Tech start-up seeks to address ‘data blind spot’ in small intestine sampling

The Massachusetts-based startup will be presenting its work on how its ingestible, pH-responsive capsule enables direct collection of small-intestinal luminal fluid for sequencing and multi-omics analysis at the upcoming IPA World Congress + Probiota 2026.

“Without direct sampling from the small intestine, we’re missing crucial information—not just for diagnostics, but for clinical trials and therapeutic development as well,” said Zoe Watson, co-founder and CEO of Microvitality.

Developing ingestible gut health capsule technology

Microvitality was born from the Tufts University Gordon Institute, where Watson and business co-founder Sofia Paschenti met in an innovation management program.

Drawing on personal experiences with friends and family struggling with unresolved gut health issues, they set out to address a gap in clarity and effective solutions, working with the university’s technology transfer office to identify an ingestible capsule technology.

The duo began collaborating with Dr. Sonkusale’s lab in the School of Engineering, and what started as an academic effort quickly gained momentum through strong user interest and evident commercial viability. After several years of development within the university, the team spun the project out into what is now Microvitality. The company has been in operation since September 2023 and secured exclusive rights to the technology in April 2025.

Research exposes small intestine ‘data blind spot’ in stool-based microbiome analysis

The founders identified that most of the microbiome industry often relies on stool sampling, which reflects only the colon microbiome, and while it is a widely used approach in research and translational work, it overlooks the small intestine.

“This isn’t new knowledge; there’s extensive literature showing that the small intestine plays a critical role,” Watson told NI. “Yet decisions about small-intestine biology are still being made using indirect proxies, such as breath tests or stool samples.”

In Microvitality’s research, subjects with identical diets and lifestyles showed no significant differences in stool microbiome profiles, despite clear physiological differences.

However, when sampling from the small intestine, they observed significant differences in microbial diversity and abundance.

“We refer to this as a ‘data blind spot’,” Watson said.

It is not to say that stool sampling should be discounted, Watson noted, adding that for a comprehensive understanding of the gut ecosystem, multiple data sources are still valuable.

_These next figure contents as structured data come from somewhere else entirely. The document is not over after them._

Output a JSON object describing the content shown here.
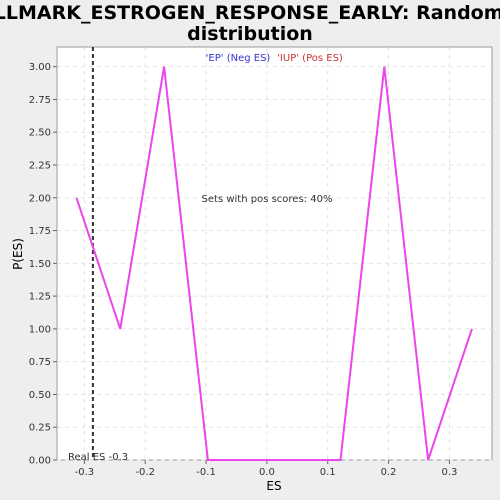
{
  "title_line1": "HALLMARK_ESTROGEN_RESPONSE_EARLY: Random ES",
  "title_line2": "distribution",
  "legend": {
    "neg_label": "'EP' (Neg ES)",
    "pos_label": "'IUP' (Pos ES)",
    "neg_color": "#3333cc",
    "pos_color": "#cc3333"
  },
  "annotation_pos_scores": "Sets with pos scores: 40%",
  "annotation_real_es": "Real ES -0.3",
  "chart_data": {
    "type": "line",
    "xlabel": "ES",
    "ylabel": "P(ES)",
    "xlim": [
      -0.345,
      0.37
    ],
    "ylim": [
      0,
      3.15
    ],
    "xticks": [
      -0.3,
      -0.2,
      -0.1,
      0.0,
      0.1,
      0.2,
      0.3
    ],
    "xtick_labels": [
      "-0.3",
      "-0.2",
      "-0.1",
      "0.0",
      "0.1",
      "0.2",
      "0.3"
    ],
    "yticks": [
      0,
      0.25,
      0.5,
      0.75,
      1.0,
      1.25,
      1.5,
      1.75,
      2.0,
      2.25,
      2.5,
      2.75,
      3.0
    ],
    "ytick_labels": [
      "0.00",
      "0.25",
      "0.50",
      "0.75",
      "1.00",
      "1.25",
      "1.50",
      "1.75",
      "2.00",
      "2.25",
      "2.50",
      "2.75",
      "3.00"
    ],
    "grid": true,
    "series": [
      {
        "color": "#ee44ee",
        "x": [
          -0.313,
          -0.241,
          -0.169,
          -0.097,
          0.121,
          0.193,
          0.265,
          0.337
        ],
        "y": [
          2.0,
          1.0,
          3.0,
          0.0,
          0.0,
          3.0,
          0.0,
          1.0
        ]
      }
    ],
    "real_es": -0.286
  }
}
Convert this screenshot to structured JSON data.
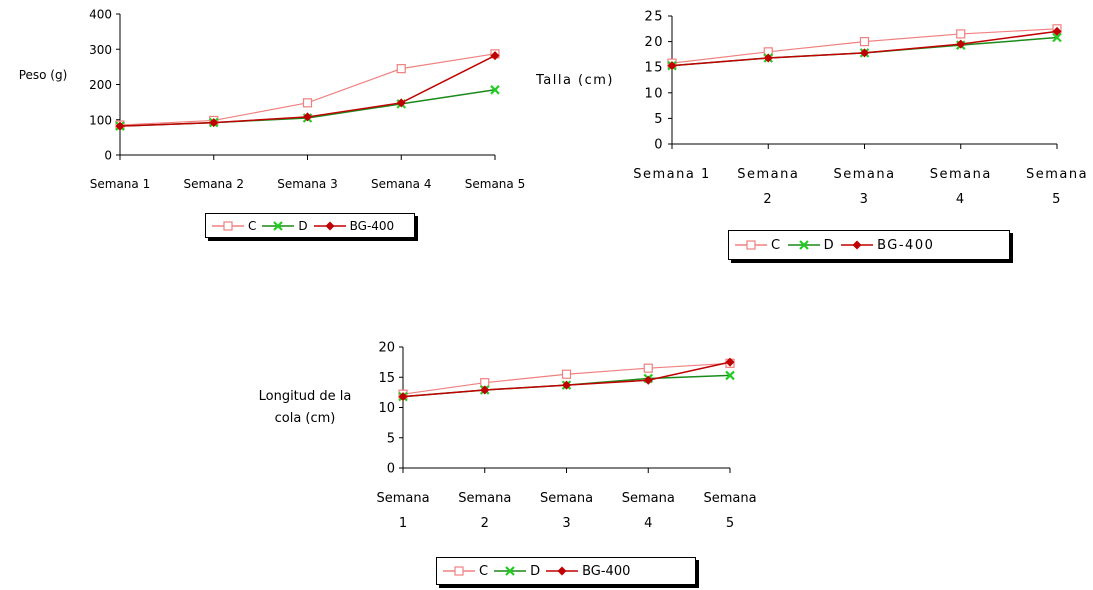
{
  "series_styles": [
    {
      "name": "C",
      "color": "#f08080",
      "marker": "square-open"
    },
    {
      "name": "D",
      "color": "#1a8a1a",
      "marker": "x",
      "marker_color": "#22cc22"
    },
    {
      "name": "BG-400",
      "color": "#c00000",
      "marker": "diamond-filled"
    }
  ],
  "chart_data": [
    {
      "type": "line",
      "ylabel": "Peso (g)",
      "categories": [
        "Semana 1",
        "Semana 2",
        "Semana 3",
        "Semana 4",
        "Semana 5"
      ],
      "ylim": [
        0,
        400
      ],
      "yticks": [
        "0",
        "100",
        "200",
        "300",
        "400"
      ],
      "series": [
        {
          "name": "C",
          "values": [
            85,
            98,
            148,
            245,
            287
          ]
        },
        {
          "name": "D",
          "values": [
            82,
            92,
            105,
            145,
            185
          ]
        },
        {
          "name": "BG-400",
          "values": [
            82,
            92,
            108,
            148,
            282
          ]
        }
      ],
      "grid": false,
      "legend": "bottom"
    },
    {
      "type": "line",
      "ylabel": "Talla (cm)",
      "categories": [
        "Semana 1",
        "Semana 2",
        "Semana 3",
        "Semana 4",
        "Semana 5"
      ],
      "ylim": [
        0,
        25
      ],
      "yticks": [
        "0",
        "5",
        "10",
        "15",
        "20",
        "25"
      ],
      "series": [
        {
          "name": "C",
          "values": [
            15.8,
            18.0,
            20.0,
            21.5,
            22.5
          ]
        },
        {
          "name": "D",
          "values": [
            15.3,
            16.8,
            17.8,
            19.3,
            20.8
          ]
        },
        {
          "name": "BG-400",
          "values": [
            15.3,
            16.8,
            17.8,
            19.5,
            22.0
          ]
        }
      ],
      "grid": false,
      "legend": "bottom"
    },
    {
      "type": "line",
      "ylabel": "Longitud de la cola (cm)",
      "categories": [
        "Semana 1",
        "Semana 2",
        "Semana 3",
        "Semana 4",
        "Semana 5"
      ],
      "ylim": [
        0,
        20
      ],
      "yticks": [
        "0",
        "5",
        "10",
        "15",
        "20"
      ],
      "series": [
        {
          "name": "C",
          "values": [
            12.2,
            14.1,
            15.5,
            16.5,
            17.3
          ]
        },
        {
          "name": "D",
          "values": [
            11.8,
            12.9,
            13.7,
            14.8,
            15.3
          ]
        },
        {
          "name": "BG-400",
          "values": [
            11.8,
            12.9,
            13.7,
            14.5,
            17.5
          ]
        }
      ],
      "grid": false,
      "legend": "bottom"
    }
  ]
}
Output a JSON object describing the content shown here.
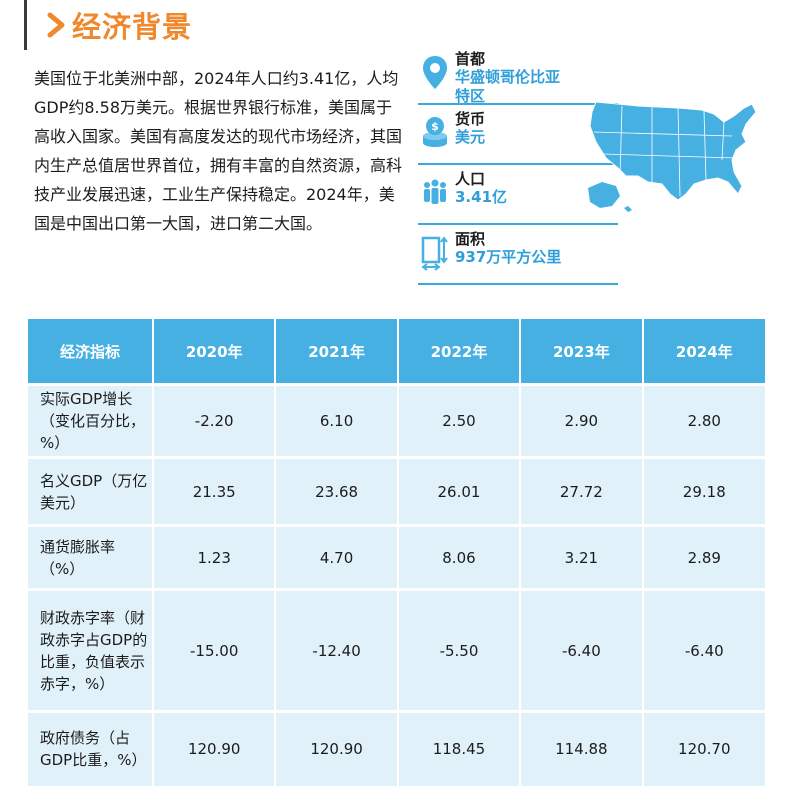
{
  "section": {
    "title": "经济背景"
  },
  "intro": {
    "text": "美国位于北美洲中部，2024年人口约3.41亿，人均GDP约8.58万美元。根据世界银行标准，美国属于高收入国家。美国有高度发达的现代市场经济，其国内生产总值居世界首位，拥有丰富的自然资源，高科技产业发展迅速，工业生产保持稳定。2024年，美国是中国出口第一大国，进口第二大国。"
  },
  "facts": [
    {
      "label": "首都",
      "value": "华盛顿哥伦比亚\n特区",
      "icon": "map-pin-icon"
    },
    {
      "label": "货币",
      "value": "美元",
      "icon": "coin-stack-icon"
    },
    {
      "label": "人口",
      "value": "3.41亿",
      "icon": "people-icon"
    },
    {
      "label": "面积",
      "value": "937万平方公里",
      "icon": "area-measure-icon"
    }
  ],
  "colors": {
    "accent": "#f0882d",
    "blue": "#46b0e3",
    "light": "#e0f1f9",
    "value_blue": "#2f9fd9"
  },
  "table": {
    "headers": [
      "经济指标",
      "2020年",
      "2021年",
      "2022年",
      "2023年",
      "2024年"
    ],
    "rows": [
      {
        "indicator": "实际GDP增长（变化百分比，%）",
        "values": [
          "-2.20",
          "6.10",
          "2.50",
          "2.90",
          "2.80"
        ]
      },
      {
        "indicator": "名义GDP（万亿美元）",
        "values": [
          "21.35",
          "23.68",
          "26.01",
          "27.72",
          "29.18"
        ]
      },
      {
        "indicator": "通货膨胀率（%）",
        "values": [
          "1.23",
          "4.70",
          "8.06",
          "3.21",
          "2.89"
        ]
      },
      {
        "indicator": "财政赤字率（财政赤字占GDP的比重，负值表示赤字，%）",
        "values": [
          "-15.00",
          "-12.40",
          "-5.50",
          "-6.40",
          "-6.40"
        ]
      },
      {
        "indicator": "政府债务（占GDP比重，%）",
        "values": [
          "120.90",
          "120.90",
          "118.45",
          "114.88",
          "120.70"
        ]
      }
    ]
  }
}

“Ideally, we see a future where data from across the entire GI tract can be integrated to strengthen clinical insight,” she said.

Contamination-minimised small intestine sampling for multi-omics analysis

The ingestible capsule is swallowed like a standard pill and travels through the oesophagus and stomach, withstanding the acidic environment, and once it reaches the small intestine, the outer coating dissolves based on pH conditions, Watson explained.

“This exposes inlets that allow natural peristaltic motion to draw in fluid, so the capsule passively collects luminal fluid, which expands an inner chamber containing a micro-valve mechanism,” she said.

“Once full, the capsule self-seals, continues through the digestive tract, and is later recovered, and from the collected sample, we can perform sequencing and full multi-omics analysis.”

While there are a handful of sampling capsules on the market, Watson says that Microvitality differs in that it is able to minimise contamination from the large intestine, as well as offering a scalable capsule size which can be designed for use in adults, paediatrics, and even small animals.

“This opens up significant opportunities—not only for diagnostics but also for clinical trials,” she said. “In paediatrics, for example, this could reduce the need for invasive endoscopies, which are extremely challenging for children.”

Small intestine sampling to improve SIBO diagnosis and personalised treatment

Microvitality has first focused on Small Intestinal Bacterial Overgrowth (SIBO), a condition where there’s an abnormal increase in bacteria in the small intestine, leading to digestive issues like bloating, pain, diarrhea, gas and poor nutrient absorption.

“SIBO has both personal relevance for us and enormous clinical significance,” she said. “It’s estimated to affect one in four adults globally, yet diagnosis remains imprecise.

“The colon is incredibly dense, like a rainforest, while the small intestine is more like a desert, but in SIBO patients, that balance is disrupted.”

She noted that current diagnostic approaches are largely binary, relying on threshold cutoffs, whereas direct sampling enables far deeper insight. By sequencing microbial diversity and abundance, identifying disease-associated taxa, and supporting multi-omics analysis, the approach allows for a more nuanced and informative understanding of gut health.

“Many biomarkers are diluted or transformed by the time they reach the colon,” she said. “By sampling at the source, we can access data that simply hasn’t been available before.”

Furthermore, the team see SIBO as a strong ‘proof-of-concept’ indication, Watson explained, noting that demonstrating accurate, direct sampling and analysis validates the platform, and helps them to then expand into additional indications over time.

“We’re interested in areas such as gut–brain health, longevity, cardiometabolic disorders, and personalised wellness. There’s also a major public health angle—particularly around antimicrobial resistance. Many patients are prescribed antibiotics without truly personalised data,” she said.

“By understanding the small-intestine microbiome directly, we can help move away from trial-and-error treatment and toward more targeted, effective interventions.”